Resource: Trauma-Informed Housing

Underwriting

Underwriting is the process by which the lender decides whether an applicant is creditworthy and should receive a loan. An effective underwriting and loan approval process is a key predecessor to favorable portfolio quality, and a main task of the function is to avoid as many undue risks as possible. When credit card loans are underwritten with sensible, well-defined credit principals, sound credit quality is much more likely to prevail. 

Source: Indeed

*Increasingly organizations are challenging the paradigm of conventional loan underwriting, experimenting with other criteria for lending, including considerations like impacts on community health and relationship-based models. 

Upstream Services

Upstream services focus on macro level factors such as structures that impact health whereas downstream services focus on providing equitable access to care. For example, addressing income from an upstream initiative is to advocate for living wage policies, wage capping, and progressive taxation whereas a downstream imitative would be to address income to ensure that chronic disease prevention programs are accessible to people who have low income. 

Resource: Loma Linda University Health

USDA Rural Development

USDA Rural Development offers loans, grants and loan guarantees to help create jobs and support economic development and essential services such as housing; health care; first responder services and equipment; and water, electric and communications infrastructure.

Source: USDA Rural Development

Vital Conditions for Health and Well-Being

Vital conditions are properties of places and institutions that all people need for health and well-being.

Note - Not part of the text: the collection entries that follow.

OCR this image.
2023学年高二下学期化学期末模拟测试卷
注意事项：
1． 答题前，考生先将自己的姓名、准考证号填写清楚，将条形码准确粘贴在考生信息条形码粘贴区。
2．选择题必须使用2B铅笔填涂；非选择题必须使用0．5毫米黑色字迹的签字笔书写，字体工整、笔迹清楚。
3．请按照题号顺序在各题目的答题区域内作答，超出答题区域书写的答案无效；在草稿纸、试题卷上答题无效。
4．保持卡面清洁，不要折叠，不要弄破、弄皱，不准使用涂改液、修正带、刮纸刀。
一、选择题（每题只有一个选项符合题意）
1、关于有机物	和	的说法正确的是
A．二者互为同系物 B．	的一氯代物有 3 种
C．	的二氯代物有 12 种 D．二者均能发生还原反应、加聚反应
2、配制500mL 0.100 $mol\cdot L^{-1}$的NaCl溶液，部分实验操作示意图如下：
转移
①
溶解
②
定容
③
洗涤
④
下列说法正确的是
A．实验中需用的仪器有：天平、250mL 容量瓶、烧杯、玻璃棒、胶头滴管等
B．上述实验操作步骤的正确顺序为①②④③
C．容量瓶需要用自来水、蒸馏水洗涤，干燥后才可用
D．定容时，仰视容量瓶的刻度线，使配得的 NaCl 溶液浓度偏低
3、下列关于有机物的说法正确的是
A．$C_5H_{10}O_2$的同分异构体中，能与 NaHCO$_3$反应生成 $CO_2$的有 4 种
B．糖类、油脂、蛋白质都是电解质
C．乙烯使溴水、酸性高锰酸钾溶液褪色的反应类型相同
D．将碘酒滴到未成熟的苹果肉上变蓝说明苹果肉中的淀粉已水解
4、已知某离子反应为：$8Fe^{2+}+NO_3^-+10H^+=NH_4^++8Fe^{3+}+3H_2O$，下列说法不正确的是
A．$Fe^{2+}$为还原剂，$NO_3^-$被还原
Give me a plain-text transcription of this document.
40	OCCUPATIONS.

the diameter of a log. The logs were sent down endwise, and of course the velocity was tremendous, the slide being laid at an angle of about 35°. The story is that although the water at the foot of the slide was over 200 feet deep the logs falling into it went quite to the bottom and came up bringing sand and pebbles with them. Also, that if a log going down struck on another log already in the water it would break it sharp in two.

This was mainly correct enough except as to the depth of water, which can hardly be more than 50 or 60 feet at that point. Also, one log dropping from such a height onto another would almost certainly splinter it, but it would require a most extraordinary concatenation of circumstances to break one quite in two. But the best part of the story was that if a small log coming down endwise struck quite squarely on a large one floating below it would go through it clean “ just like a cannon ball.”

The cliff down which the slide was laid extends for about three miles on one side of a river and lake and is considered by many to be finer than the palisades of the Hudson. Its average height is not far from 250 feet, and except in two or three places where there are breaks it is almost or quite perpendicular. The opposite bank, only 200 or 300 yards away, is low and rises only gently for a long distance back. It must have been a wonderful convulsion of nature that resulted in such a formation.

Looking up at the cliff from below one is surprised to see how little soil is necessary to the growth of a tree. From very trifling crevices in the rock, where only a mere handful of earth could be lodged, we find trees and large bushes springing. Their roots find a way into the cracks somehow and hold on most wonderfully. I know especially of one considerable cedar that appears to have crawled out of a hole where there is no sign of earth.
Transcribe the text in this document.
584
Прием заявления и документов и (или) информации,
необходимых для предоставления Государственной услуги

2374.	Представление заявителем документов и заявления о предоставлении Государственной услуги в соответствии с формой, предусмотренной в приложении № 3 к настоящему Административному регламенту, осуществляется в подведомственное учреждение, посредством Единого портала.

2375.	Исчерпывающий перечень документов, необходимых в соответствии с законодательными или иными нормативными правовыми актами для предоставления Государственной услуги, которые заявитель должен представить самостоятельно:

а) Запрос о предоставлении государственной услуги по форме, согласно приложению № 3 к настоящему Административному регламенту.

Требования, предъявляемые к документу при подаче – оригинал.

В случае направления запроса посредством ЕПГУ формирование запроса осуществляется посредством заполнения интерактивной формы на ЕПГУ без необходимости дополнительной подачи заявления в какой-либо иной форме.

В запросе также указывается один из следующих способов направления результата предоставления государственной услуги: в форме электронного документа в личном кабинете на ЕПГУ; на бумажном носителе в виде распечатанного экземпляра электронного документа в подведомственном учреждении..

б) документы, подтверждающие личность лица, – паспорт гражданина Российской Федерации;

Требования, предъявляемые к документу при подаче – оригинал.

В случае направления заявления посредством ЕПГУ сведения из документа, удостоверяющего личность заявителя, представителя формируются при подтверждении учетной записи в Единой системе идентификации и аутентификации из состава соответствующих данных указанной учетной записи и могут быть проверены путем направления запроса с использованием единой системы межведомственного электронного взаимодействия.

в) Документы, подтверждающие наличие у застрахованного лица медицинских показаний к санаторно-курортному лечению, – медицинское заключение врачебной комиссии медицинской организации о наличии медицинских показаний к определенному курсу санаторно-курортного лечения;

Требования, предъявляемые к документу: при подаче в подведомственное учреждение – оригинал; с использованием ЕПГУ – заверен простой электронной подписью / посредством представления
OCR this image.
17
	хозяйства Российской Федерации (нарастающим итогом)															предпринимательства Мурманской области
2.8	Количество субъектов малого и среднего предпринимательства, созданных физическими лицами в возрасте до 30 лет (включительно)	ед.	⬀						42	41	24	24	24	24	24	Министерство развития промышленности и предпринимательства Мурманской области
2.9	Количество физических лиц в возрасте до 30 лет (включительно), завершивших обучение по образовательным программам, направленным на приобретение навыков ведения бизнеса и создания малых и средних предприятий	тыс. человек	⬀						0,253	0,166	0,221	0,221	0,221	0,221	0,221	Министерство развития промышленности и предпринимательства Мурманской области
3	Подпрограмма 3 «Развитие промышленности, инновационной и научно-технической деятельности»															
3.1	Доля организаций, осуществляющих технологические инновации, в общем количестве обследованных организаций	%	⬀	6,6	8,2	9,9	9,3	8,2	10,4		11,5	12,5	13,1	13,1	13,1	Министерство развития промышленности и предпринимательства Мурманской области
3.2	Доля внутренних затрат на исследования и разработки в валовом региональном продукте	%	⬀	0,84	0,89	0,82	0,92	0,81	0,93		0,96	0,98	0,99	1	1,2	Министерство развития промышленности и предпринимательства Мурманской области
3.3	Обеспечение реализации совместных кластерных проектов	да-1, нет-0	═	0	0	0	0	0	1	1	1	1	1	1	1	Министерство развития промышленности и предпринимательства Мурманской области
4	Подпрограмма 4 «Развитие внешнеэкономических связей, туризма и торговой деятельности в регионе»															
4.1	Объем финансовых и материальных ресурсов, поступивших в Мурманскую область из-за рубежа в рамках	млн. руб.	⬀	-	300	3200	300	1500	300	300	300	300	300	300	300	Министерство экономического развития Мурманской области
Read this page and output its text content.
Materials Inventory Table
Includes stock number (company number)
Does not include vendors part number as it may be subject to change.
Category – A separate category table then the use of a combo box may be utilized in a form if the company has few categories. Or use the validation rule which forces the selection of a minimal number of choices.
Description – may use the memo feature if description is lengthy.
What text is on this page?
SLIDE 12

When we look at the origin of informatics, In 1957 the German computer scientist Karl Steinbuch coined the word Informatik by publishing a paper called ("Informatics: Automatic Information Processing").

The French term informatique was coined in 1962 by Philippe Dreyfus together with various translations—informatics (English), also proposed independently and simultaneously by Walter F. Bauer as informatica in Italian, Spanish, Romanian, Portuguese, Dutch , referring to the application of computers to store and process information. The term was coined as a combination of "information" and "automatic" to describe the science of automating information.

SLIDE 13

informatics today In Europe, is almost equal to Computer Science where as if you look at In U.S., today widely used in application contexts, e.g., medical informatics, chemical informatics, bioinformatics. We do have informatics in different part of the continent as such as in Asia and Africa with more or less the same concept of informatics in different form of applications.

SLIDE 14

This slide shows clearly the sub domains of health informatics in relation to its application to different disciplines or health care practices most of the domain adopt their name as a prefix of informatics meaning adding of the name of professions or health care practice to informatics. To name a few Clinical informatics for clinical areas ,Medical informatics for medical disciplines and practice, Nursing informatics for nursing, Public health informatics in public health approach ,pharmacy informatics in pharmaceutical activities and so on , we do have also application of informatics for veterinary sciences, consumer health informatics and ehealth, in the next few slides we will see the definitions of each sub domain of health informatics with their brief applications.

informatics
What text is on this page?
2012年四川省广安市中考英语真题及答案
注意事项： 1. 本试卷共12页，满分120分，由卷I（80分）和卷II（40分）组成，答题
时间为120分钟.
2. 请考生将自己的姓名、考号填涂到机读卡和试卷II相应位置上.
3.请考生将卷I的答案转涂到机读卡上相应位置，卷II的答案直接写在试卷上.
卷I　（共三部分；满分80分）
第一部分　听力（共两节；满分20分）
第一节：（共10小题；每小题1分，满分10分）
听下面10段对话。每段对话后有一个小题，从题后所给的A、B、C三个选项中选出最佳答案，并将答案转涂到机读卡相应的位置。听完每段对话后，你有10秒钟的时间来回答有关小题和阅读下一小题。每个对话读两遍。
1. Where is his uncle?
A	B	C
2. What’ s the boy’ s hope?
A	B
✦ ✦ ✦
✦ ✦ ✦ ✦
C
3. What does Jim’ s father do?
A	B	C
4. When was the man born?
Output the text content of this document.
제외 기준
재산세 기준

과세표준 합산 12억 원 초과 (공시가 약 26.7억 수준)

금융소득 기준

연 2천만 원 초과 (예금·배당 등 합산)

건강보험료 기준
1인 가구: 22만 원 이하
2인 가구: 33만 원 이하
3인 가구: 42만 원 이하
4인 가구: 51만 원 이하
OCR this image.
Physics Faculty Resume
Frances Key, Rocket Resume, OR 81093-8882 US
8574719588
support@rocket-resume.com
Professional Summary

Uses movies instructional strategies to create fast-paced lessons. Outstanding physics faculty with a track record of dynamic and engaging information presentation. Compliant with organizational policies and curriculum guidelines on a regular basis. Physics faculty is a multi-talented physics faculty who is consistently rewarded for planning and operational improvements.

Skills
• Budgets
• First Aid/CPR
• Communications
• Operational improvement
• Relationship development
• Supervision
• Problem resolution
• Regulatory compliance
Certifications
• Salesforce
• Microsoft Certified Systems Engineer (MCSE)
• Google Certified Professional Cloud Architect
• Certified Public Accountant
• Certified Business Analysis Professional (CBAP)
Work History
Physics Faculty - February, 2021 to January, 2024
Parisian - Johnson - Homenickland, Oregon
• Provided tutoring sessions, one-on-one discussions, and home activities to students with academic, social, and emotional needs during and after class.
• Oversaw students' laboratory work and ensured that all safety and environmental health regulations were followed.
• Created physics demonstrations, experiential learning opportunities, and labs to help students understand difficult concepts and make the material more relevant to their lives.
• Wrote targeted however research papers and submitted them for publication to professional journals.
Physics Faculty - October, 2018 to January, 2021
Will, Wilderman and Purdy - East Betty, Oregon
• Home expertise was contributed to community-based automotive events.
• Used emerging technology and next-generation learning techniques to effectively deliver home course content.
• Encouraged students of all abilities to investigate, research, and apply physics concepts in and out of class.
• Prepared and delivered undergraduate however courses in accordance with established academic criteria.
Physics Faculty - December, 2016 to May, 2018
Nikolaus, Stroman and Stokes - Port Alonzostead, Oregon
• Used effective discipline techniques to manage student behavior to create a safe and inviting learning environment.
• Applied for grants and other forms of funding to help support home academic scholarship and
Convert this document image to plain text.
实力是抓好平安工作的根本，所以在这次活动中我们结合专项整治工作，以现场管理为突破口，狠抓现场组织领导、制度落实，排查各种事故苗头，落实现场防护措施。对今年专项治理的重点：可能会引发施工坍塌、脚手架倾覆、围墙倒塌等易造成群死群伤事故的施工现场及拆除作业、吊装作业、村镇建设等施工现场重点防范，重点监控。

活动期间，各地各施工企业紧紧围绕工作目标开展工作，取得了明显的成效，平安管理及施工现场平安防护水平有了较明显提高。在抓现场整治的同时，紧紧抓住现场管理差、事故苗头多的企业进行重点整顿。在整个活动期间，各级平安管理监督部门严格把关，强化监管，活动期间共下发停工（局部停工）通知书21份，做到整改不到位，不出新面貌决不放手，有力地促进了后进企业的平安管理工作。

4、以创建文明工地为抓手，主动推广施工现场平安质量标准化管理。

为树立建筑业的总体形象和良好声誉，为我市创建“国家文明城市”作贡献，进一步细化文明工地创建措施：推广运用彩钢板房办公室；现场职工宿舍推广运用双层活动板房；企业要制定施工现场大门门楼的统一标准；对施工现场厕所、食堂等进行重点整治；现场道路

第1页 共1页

They include a thriving natural world, basic needs for health and safety, humane housing, meaningful work and wealth, lifelong learning, reliable transportation, and, central to all of these, belonging and civic muscle.

Investments in these conditions are necessary to create an equitable, thriving future for ourselves and for generations to come.

Source: ReThink Health

Wellness Trust

A Wellness Trust is a funding pool raised to support prevention and wellness interventions that improve population health outcomes. Sources of funding can include public and/or private money. The Massachusetts Prevention and Wellness Trust was established by the Massachusetts legislature in 2012 and became the first state effort to use a wellness trust as a vehicle to make a large commitment to population-based health promotion efforts.

Growing interest in wellness trust coincides with the current transformation of the health care system that moves care away from traditional fee-for-service payments to value-based, global payment for the care of population of patients. These new delivery and payment reform efforts are better aligned with community-based prevention and wellness efforts. Wellness trusts can supplement limited public resources for prevention and allow for innovative prevention efforts that target upstream drivers of health and wellness, including those in the built community.

 

This Jargon Buster was contributed by the Georgia Health Policy Center.